Les épidémies nous confrontent au phénomène de mondialisation qui a une incidence sur le patrimoine, puisque qui dit patrimoine dit culture et identité. Du coup, l’asservissement culturel dépend de la loi de marché. Par un fait de résistance, celle qui transmet les valeurs pour mieux conserver ce patrimoine va l’adapter au nouveau goût. L’habitat, l’art culinaire, vestimentaire, en gardant les bases traditionnelles vont rivaliser de séduction afin de plaire aux nouvelles générations. La création d’associations culturelles est la stratégie employée pour la transmission du savoir-faire. La réintroduction des valeurs fondamentales, (les coups de main, konbits) est un biais pour l’assise des principes éducatifs. La mise en valeur des fêtes culturelles, journée du crabe, du poisson, du cabri est une reconquête du patrimoine. La démonstration de l’intelligence de cette femme qui impulse un nouveau souffle à la vie culturelle n’est plus à faire. La vie politique et l’accroissement de la parité lui donne l’opportunité de construire un modèle unique original adapté aux exigences de notre époque.

La voilà vieillissante courbée sous l’accusation de vivre trop longtemps. Après avoir été rendu responsable de la dénatalité, la recherche l’oublie dans ses objets d’investigation. Qui étudie le vieillissement au féminin ? La réalité c’est qu’elle survit à l’homme, elle ne le suit pas dans la tombe.

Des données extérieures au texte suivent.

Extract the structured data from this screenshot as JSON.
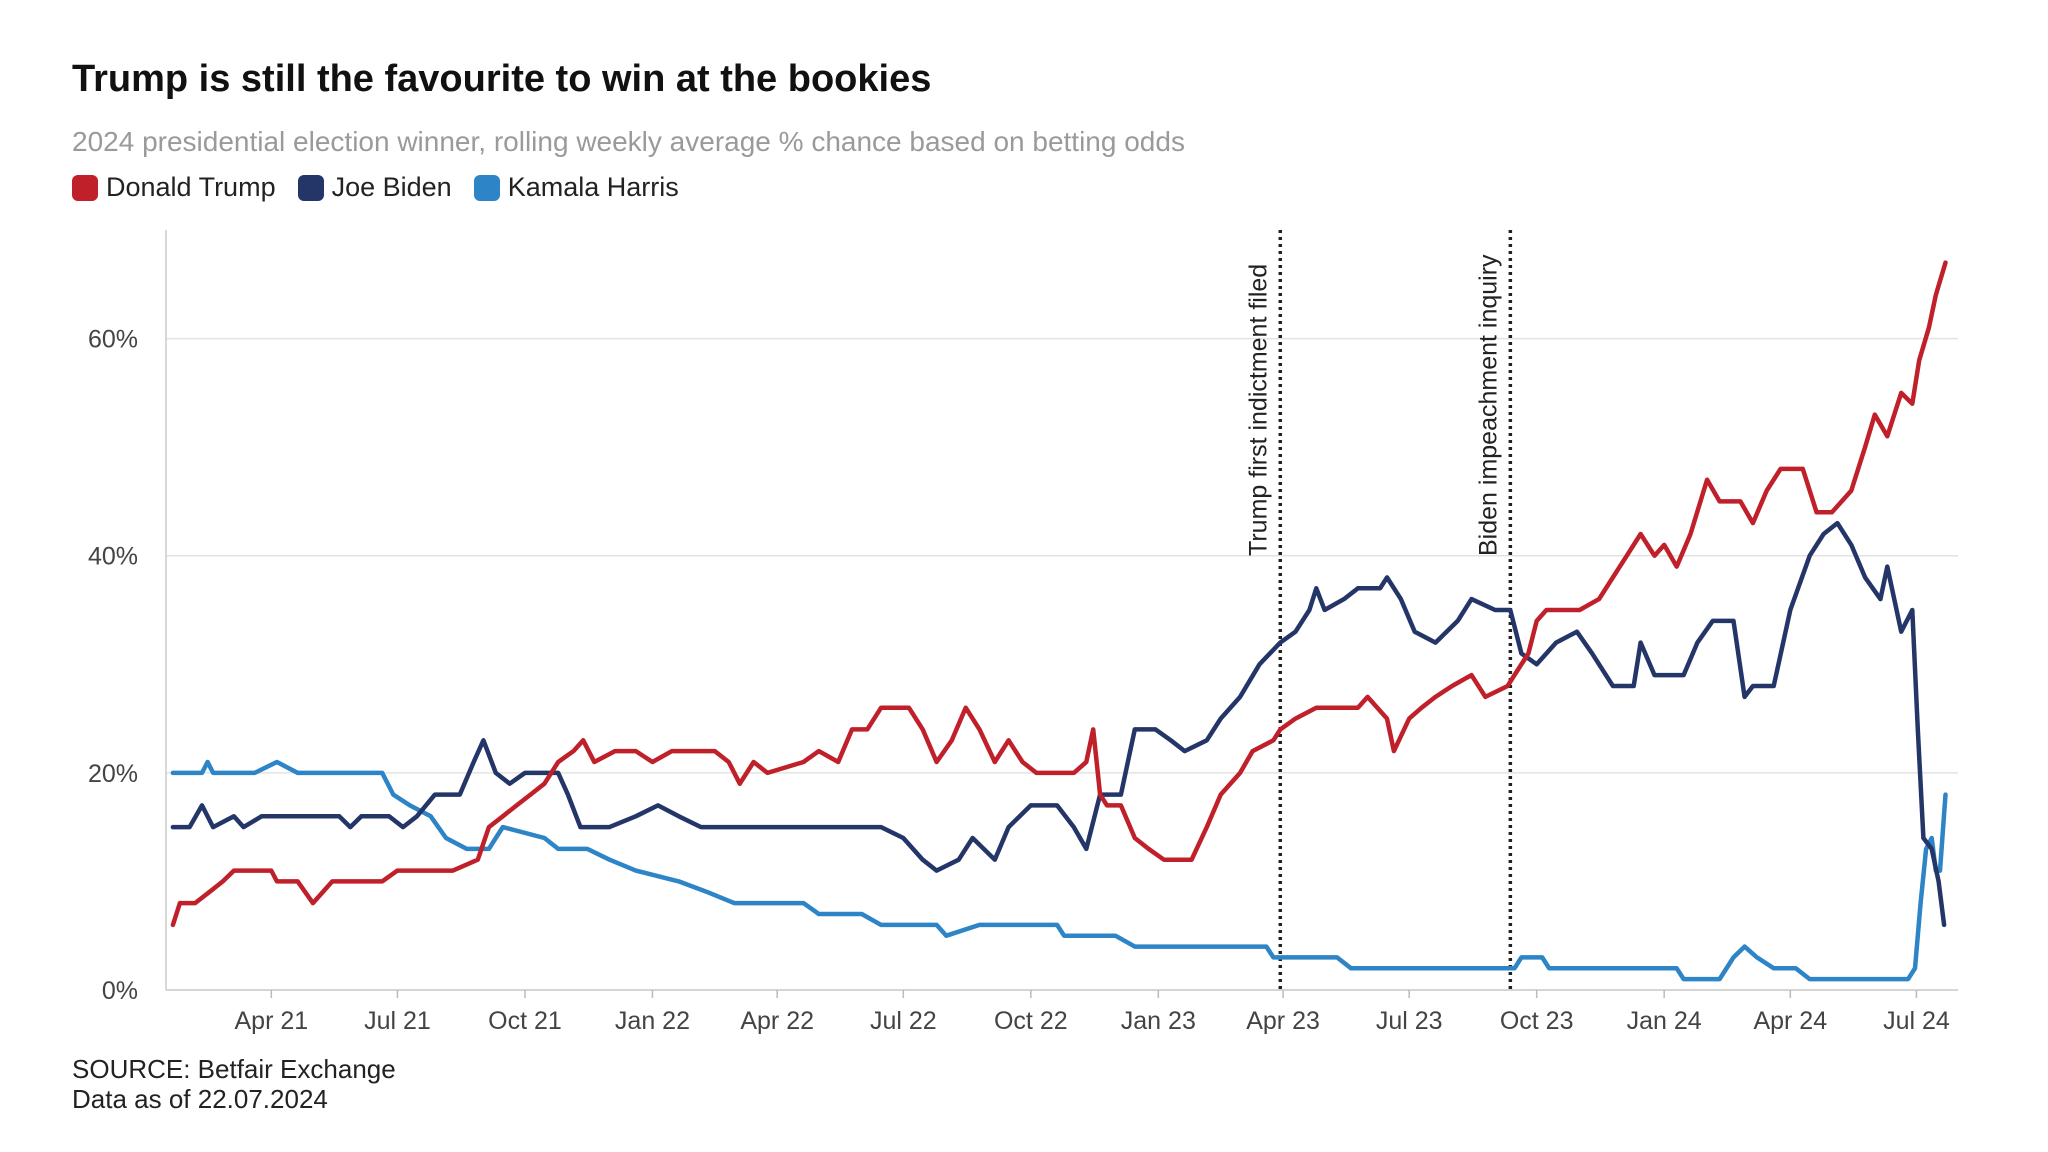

Mais si elle vit plus longtemps, elle est en proie aux pathologies dégénératives qui la mettent en mauvais état. Dans la Caraïbe son espérance de vie est supérieure quelque fois à l’Europe : 83 ans, alors qu’elle est de 77ans pour les hommes. Actuellement le défi à relever est celui de vieillir en bonne santé. Accablée par la maladie d’Alzheimer et l’ostéoporose (maladie vié fem) dont souffre un quart d’entre elles dans la fourchette des 50 ans, elle conserve l’espoir dans les progrès de la Science. L’unique solution est la prévention dont les points forts ont comme base l’alimentation, l’épanouissement sexuel, le sport.

Des études ont montré que la pratique d’activités physiques et sportives aide à ralentir les effets du vieillissement. Au quotidien des actes et des gestes semblent nécessaires à la reviviscence :

  • Le dépassement de la paresse
  • La vigueur des tâches ménagères
  • Le jardinage
  • La montée et la descente des escaliers
  • Le dédaignement de la voiture

Des petites choses en apparence anodines.

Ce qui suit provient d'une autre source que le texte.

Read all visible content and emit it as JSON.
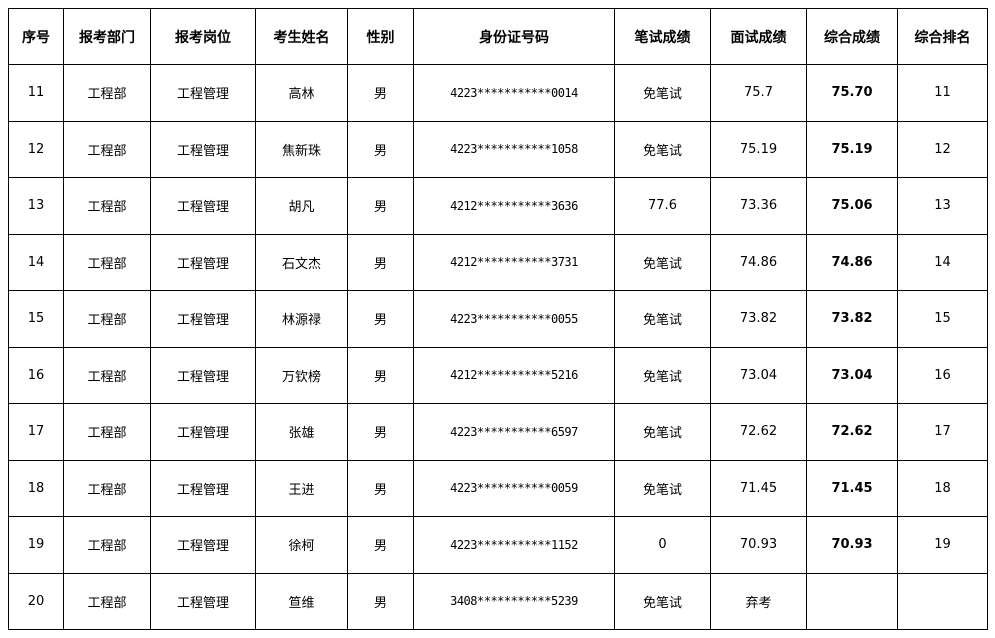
{
  "headers": [
    "序号",
    "报考部门",
    "报考岗位",
    "考生姓名",
    "性别",
    "身份证号码",
    "笔试成绩",
    "面试成绩",
    "综合成绩",
    "综合排名"
  ],
  "rows": [
    [
      "11",
      "工程部",
      "工程管理",
      "高林",
      "男",
      "4223***********0014",
      "免笔试",
      "75.7",
      "75.70",
      "11"
    ],
    [
      "12",
      "工程部",
      "工程管理",
      "焦新珠",
      "男",
      "4223***********1058",
      "免笔试",
      "75.19",
      "75.19",
      "12"
    ],
    [
      "13",
      "工程部",
      "工程管理",
      "胡凡",
      "男",
      "4212***********3636",
      "77.6",
      "73.36",
      "75.06",
      "13"
    ],
    [
      "14",
      "工程部",
      "工程管理",
      "石文杰",
      "男",
      "4212***********3731",
      "免笔试",
      "74.86",
      "74.86",
      "14"
    ],
    [
      "15",
      "工程部",
      "工程管理",
      "林源禄",
      "男",
      "4223***********0055",
      "免笔试",
      "73.82",
      "73.82",
      "15"
    ],
    [
      "16",
      "工程部",
      "工程管理",
      "万钦榜",
      "男",
      "4212***********5216",
      "免笔试",
      "73.04",
      "73.04",
      "16"
    ],
    [
      "17",
      "工程部",
      "工程管理",
      "张雄",
      "男",
      "4223***********6597",
      "免笔试",
      "72.62",
      "72.62",
      "17"
    ],
    [
      "18",
      "工程部",
      "工程管理",
      "王进",
      "男",
      "4223***********0059",
      "免笔试",
      "71.45",
      "71.45",
      "18"
    ],
    [
      "19",
      "工程部",
      "工程管理",
      "徐柯",
      "男",
      "4223***********1152",
      "0",
      "70.93",
      "70.93",
      "19"
    ],
    [
      "20",
      "工程部",
      "工程管理",
      "笪维",
      "男",
      "3408***********5239",
      "免笔试",
      "弃考",
      "",
      ""
    ]
  ]
}
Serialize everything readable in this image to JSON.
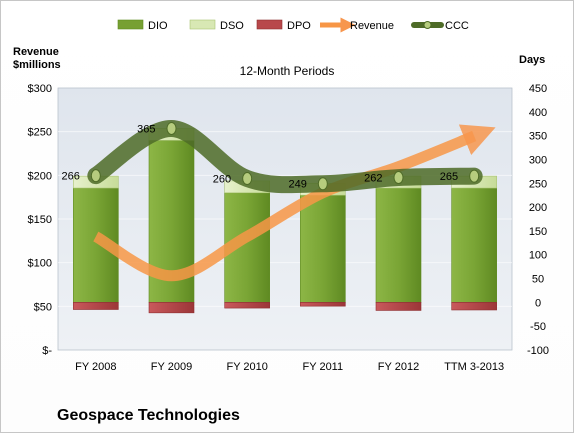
{
  "company": "Geospace Technologies",
  "chart_data": {
    "type": "bar",
    "subtitle": "12-Month Periods",
    "categories": [
      "FY 2008",
      "FY 2009",
      "FY 2010",
      "FY 2011",
      "FY 2012",
      "TTM 3-2013"
    ],
    "left_axis": {
      "label_line1": "Revenue",
      "label_line2": "$millions",
      "min": 0,
      "max": 300,
      "ticks": [
        0,
        50,
        100,
        150,
        200,
        250,
        300
      ],
      "tick_labels": [
        "$-",
        "$50",
        "$100",
        "$150",
        "$200",
        "$250",
        "$300"
      ]
    },
    "right_axis": {
      "label": "Days",
      "min": -100,
      "max": 450,
      "ticks": [
        -100,
        -50,
        0,
        50,
        100,
        150,
        200,
        250,
        300,
        350,
        400,
        450
      ],
      "tick_labels": [
        "-100",
        "-50",
        "0",
        "50",
        "100",
        "150",
        "200",
        "250",
        "300",
        "350",
        "400",
        "450"
      ]
    },
    "legend_position": "top",
    "legend": [
      "DIO",
      "DSO",
      "DPO",
      "Revenue",
      "CCC"
    ],
    "series": [
      {
        "name": "DIO",
        "axis": "right",
        "kind": "bar",
        "color": "#77a033",
        "values": [
          240,
          340,
          230,
          225,
          240,
          240
        ]
      },
      {
        "name": "DSO",
        "axis": "right",
        "kind": "bar",
        "color": "#d8e8b4",
        "values": [
          25,
          25,
          25,
          25,
          25,
          25
        ]
      },
      {
        "name": "DPO",
        "axis": "right",
        "kind": "bar",
        "color": "#b8484b",
        "values": [
          -15,
          -22,
          -12,
          -8,
          -17,
          -16
        ]
      },
      {
        "name": "Revenue",
        "axis": "left",
        "kind": "line",
        "color": "#f79646",
        "values": [
          130,
          85,
          130,
          180,
          210,
          245
        ]
      },
      {
        "name": "CCC",
        "axis": "right",
        "kind": "line",
        "color": "#4e6b27",
        "values": [
          266,
          365,
          260,
          249,
          262,
          265
        ]
      }
    ],
    "ccc_labels": [
      "266",
      "365",
      "260",
      "249",
      "262",
      "265"
    ]
  }
}
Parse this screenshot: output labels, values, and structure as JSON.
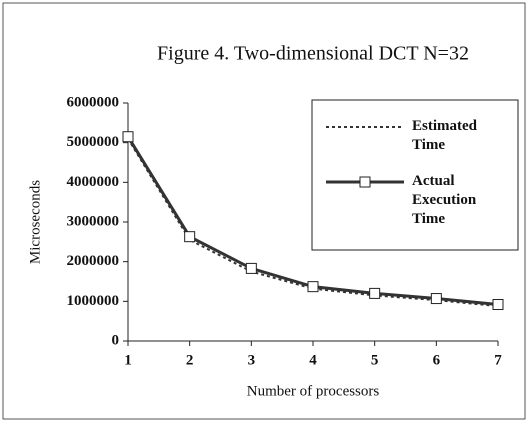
{
  "chart_data": {
    "type": "line",
    "title": "Figure 4. Two-dimensional DCT N=32",
    "x_label": "Number of processors",
    "y_label": "Microseconds",
    "x": [
      1,
      2,
      3,
      4,
      5,
      6,
      7
    ],
    "series": [
      {
        "name": "Estimated Time",
        "color": "#333333",
        "values": [
          5100000,
          2550000,
          1750000,
          1320000,
          1150000,
          1030000,
          880000
        ]
      },
      {
        "name": "Actual Execution Time",
        "color": "#333333",
        "values": [
          5150000,
          2630000,
          1830000,
          1370000,
          1200000,
          1070000,
          920000
        ]
      }
    ],
    "xlim": [
      1,
      7
    ],
    "xticks": [
      1,
      2,
      3,
      4,
      5,
      6,
      7
    ],
    "ylim": [
      0,
      6000000
    ],
    "yticks": [
      0,
      1000000,
      2000000,
      3000000,
      4000000,
      5000000,
      6000000
    ],
    "legend": "upper right"
  }
}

Les activités sportives dispensent du bien-être physiologique : le maintien des muscles, la mobilité des articulations, la prévention des maladies cardio-vasculaires. Par ricochet, la diminution des risques de cancer du sein et l’amélioration du souffle sont des bénéfices non négligeables. La gymnastique favorise la coordination et la souplesse qui évitent les chutes ; l’équilibre étant maintenu. La gymnastique physique va développer la gymnastique cérébrale et conserver ou préserver la mémoire. Même l’hormone de croissance profite d’une augmentation ; c’est elle qui ralentit le vieillissement. L’ostéoporose, l’insomnie, ne gagnent pas du terrain.

Les activités sportives dispensent du bien-être psychologique. La revalorisation du Moi conforte l’image positive de soi. S’amenuisent les risques de la dépression et de la dépréciation de l’avancée en âge. La lutte contre la sédentarité ne fait qu’accroître l’autonomie et l’indépendance. Quels sports pour quels seniors ? Tous les sports à condition d’être conscient de ses limites. Procurer du bien-être doit rester un enjeu primordial.

Conclusion

La femme est un pays dont la dimension n’est pas encore mesurable. Son avancée est prodigieuse. Elle est bien la représentante dans la Caraïbe de cette personne humaine à la volonté écrasée sous les plantations de cannes et de bananes durant l’esclavage et qui franchissant tous les obstacles relevant tous les défis a traversé la vie, se hissant au niveau des peuples des pays industrialisés, malgré son handicap de départ. Elle démontre jour après jour qu’elle est actrice de sa vie et emplie de générosité envers ses environnements, tous ses environnements. Elle conserve l’espoir de construire l’avenir avec le masculin, d’égal à égal.